In January 2020, the US Department of Homeland Security issued a National Terrorism Advisory Alert warning American targets that the Iranian government may carry out physical or cyber attacks in retaliation for the US strike that killed Iranian IRGC-Quds Force commander Qassem Soleimani in Iraq. The alert highlighted that Iran has an advanced cyberwarfare program capable of at least temporary disruption of critical infrastructure and other targets, and possibly much worse.
The Federal Government has recommended a starting point for security that highlights some elementary cyber hygiene, such as backups and multi-factor authentication. Most operators, however, will need a much more robust cybersecurity plan to defend against a concerted nation-state-class cyber assault.

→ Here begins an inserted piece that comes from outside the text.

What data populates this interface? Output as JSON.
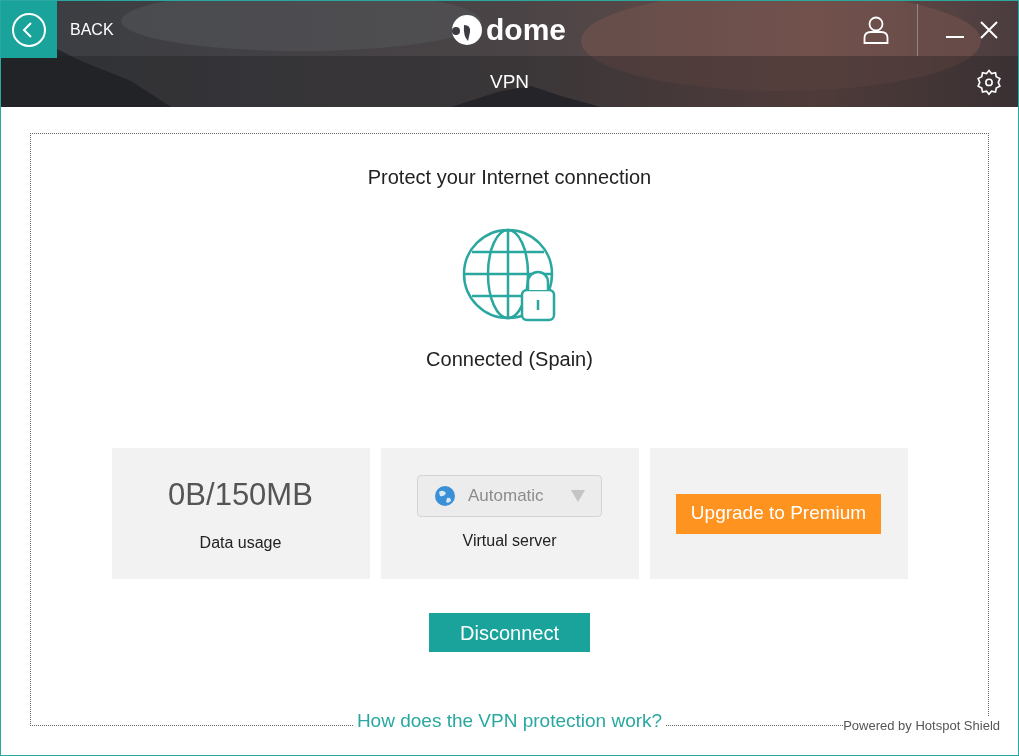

Hostile State-level Cyber Plays
To formulate a robust industrial cybersecurity strategy in response to this alert we must first ask: if Iran or any other hostile state is going to launch a cyberattack against a target, how will they go about it and what should a really robust defense look like? Will Iran fly their operatives into the country and have them drive up to power plants and refineries, cut their way through barbed-wire perimeters and insert USB drives into PLCs?

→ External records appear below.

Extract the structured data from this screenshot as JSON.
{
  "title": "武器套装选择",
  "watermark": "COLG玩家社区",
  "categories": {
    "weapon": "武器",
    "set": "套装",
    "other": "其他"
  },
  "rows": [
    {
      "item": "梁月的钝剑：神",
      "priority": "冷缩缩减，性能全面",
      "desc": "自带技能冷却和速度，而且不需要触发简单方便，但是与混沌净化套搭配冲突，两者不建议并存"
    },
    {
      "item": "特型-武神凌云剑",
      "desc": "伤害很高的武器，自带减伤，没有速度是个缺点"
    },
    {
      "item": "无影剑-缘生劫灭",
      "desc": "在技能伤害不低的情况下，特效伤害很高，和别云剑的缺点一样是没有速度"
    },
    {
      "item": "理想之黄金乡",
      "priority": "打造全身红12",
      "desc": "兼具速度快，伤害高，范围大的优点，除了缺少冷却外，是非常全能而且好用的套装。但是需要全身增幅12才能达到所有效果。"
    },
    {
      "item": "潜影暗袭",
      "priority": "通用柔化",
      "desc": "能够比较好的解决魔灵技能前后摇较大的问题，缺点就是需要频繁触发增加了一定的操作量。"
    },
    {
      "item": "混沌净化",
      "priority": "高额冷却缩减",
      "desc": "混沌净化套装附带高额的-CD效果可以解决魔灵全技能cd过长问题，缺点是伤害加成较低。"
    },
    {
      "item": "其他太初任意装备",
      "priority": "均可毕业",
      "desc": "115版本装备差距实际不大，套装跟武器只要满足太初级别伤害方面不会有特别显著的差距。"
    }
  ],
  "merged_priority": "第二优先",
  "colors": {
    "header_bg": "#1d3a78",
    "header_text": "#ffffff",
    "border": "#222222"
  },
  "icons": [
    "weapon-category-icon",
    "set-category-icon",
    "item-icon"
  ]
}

No. If Iranian state actors launch a real cyber retaliation, they will launch their attacks through the Internet, while sipping coffee in the comfort and safety of their offices in Tehran. They will route their attacks through unsuspecting third parties to frustrate attribution. They will use zero-days and custom malware to bypass even sophisticated software-based protections.
Robust Protection
What would constitute robust protection against such attacks? The recommended “data backups and employing multifactor authentication” can be one facet of a multi-faceted security program. Many practitioners will immediately look to intrusion detection and security monitoring as well, but this misses the point. Detection and monitoring have a role to play, but in terms of the NIST Framework, IDS are detective security controls, not preventive ones. The first priority in any robust cyber defense for industrial networks is threat prevention.

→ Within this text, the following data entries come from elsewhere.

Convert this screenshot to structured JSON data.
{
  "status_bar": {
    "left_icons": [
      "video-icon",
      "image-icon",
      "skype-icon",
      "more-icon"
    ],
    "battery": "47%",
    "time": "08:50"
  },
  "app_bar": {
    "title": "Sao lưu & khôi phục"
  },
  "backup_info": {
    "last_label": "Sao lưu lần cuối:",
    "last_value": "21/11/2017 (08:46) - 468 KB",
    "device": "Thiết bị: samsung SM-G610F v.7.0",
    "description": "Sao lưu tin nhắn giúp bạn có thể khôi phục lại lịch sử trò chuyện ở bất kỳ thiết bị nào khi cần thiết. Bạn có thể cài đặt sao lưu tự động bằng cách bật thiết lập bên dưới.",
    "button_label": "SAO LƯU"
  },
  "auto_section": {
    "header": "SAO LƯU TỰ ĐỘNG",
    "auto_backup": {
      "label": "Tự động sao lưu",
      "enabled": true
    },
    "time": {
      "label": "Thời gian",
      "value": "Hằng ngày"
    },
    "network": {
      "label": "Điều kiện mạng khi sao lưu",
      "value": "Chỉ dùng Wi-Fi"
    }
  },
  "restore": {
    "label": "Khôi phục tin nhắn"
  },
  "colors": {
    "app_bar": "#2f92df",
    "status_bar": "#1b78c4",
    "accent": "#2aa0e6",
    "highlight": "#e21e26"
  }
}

The most robust and most practical protection against remote attacks of this nature is a hardware-enforced perimeter solution implemented at the IT/OT network interface. Unidirectional gateway technology is physical, hardware-based protection for industrial sites that prevents all incoming traffic from entering a control system network, while replicating servers to enable real-time monitoring of OT systems and networks. The gateways render interactive remote-control attacks impossible while enabling safe IT/OT integration, straightforward visibility into industrial operations, and disciplined control of operations.
High-Risk Targets?
This class of industrial cyber defense technology is used ubiquitously at critical infrastructure sites in “high risk” jurisdictions such as Israel, Singapore, and South Korea. But – are these jurisdictions really at any greater risk of cyber attacks than are North American or other Western targets?
Not exactly, Iranian and North Korean regimes have it in for the rest of the free world, and the Internet reaches everywhere. “High risk” states are not deploying unidirectional gateways because they are at greater risk of crippling cyber attacks than other targets, these nations deploy the gateways because they have a deeper understanding of enemy motives and capabilities than is the case in most of the Western world.
Robust, unidirectional protection against Internet-based cyber attacks are standard in threat-aware jurisdictions. The threat against us all is clear. The time has come for the vast majority of critical infrastructure sites world-wide to adopt these standard protections.